French fashion was now associated with utility clothing. Minimalism was the foundation on which clothing was now created. Contemporary blouses were swapped with button-up collared tops, neutral tones were prevalent, and suits became chunkier and squared, caused by a decline in the availability of cloth, leather, wool, and other raw materials.


Christian Dior’s “New Look” silhouette (Credit: Evening Star, Washington, DC, July 15, 1949 )

This utilitarian style of dressing was not adopted by much of the American society, however. In the United States, sporty and stylish dresses were taking over with designers such as Claire McCardell who was carving a new path in fashion through a heavier reliance on denim, jersey, and seersucker. She introduced the trendy popover dress: a chic and versatile wrap dress made of denim.

The impact of World War II on France had allowed the United States to rise as the leader of fashion globally. Nevertheless, utilitarian apparel had lost its spark by 1947 when Christian Dior premiered his “Corolle” line; a post-war style featuring rounded shoulders, defined waistlines, and full A-line skirts. Known as the “New Look”, this design transformed women’s fashion from the simple elegant styles worn in the decades prior to more extravagant pieces, doused in femininity.

Dior’s new look would prevail well into the 1950s, crowning France as the world’s fashion hub once again.

The 1950s

The elegant flair of women’s fashion continued well into the 1950s with Dior’s “New Look” still leading the way. However, with new designers came variety and freedom in style. The likes of Hubert de Givenchy and Cristóbal Balenciaga placed a playful spin on the formalwear donned by the women of the decade. Conservational prints, loud fashion, and bubble skirts were revolutionizing the era.

Examples of cocktail dresses of the 1950s (Credit: Evening Star (Washington, DC), May 15, 1955.)

In the meantime, Claire McCardell’s wrap dresses continued to be a hit. The American designer became the go-to for trendy sportswear designs and sundresses. She also introduced the cuffed calf-length trousers known as pedal pushers which are still in style today.

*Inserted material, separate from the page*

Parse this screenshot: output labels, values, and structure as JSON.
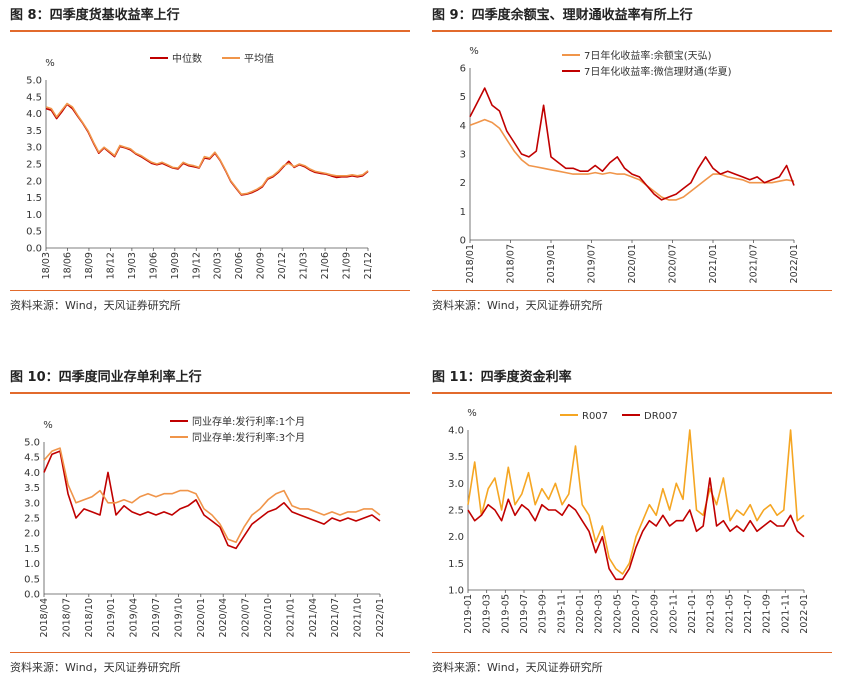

Claire McCardell’s pedal pusher trousers (Credit: Evening Star (Washington, DC), May 17, 1953)

The love for lavish fashion had returned following the Second World War. Luxurious outfits with matching accessories, and perfectly applied makeup were the standard. This style of dressing would further evolve in the 1960s, leading lead to the bright and bold get-ups that characterized the decade.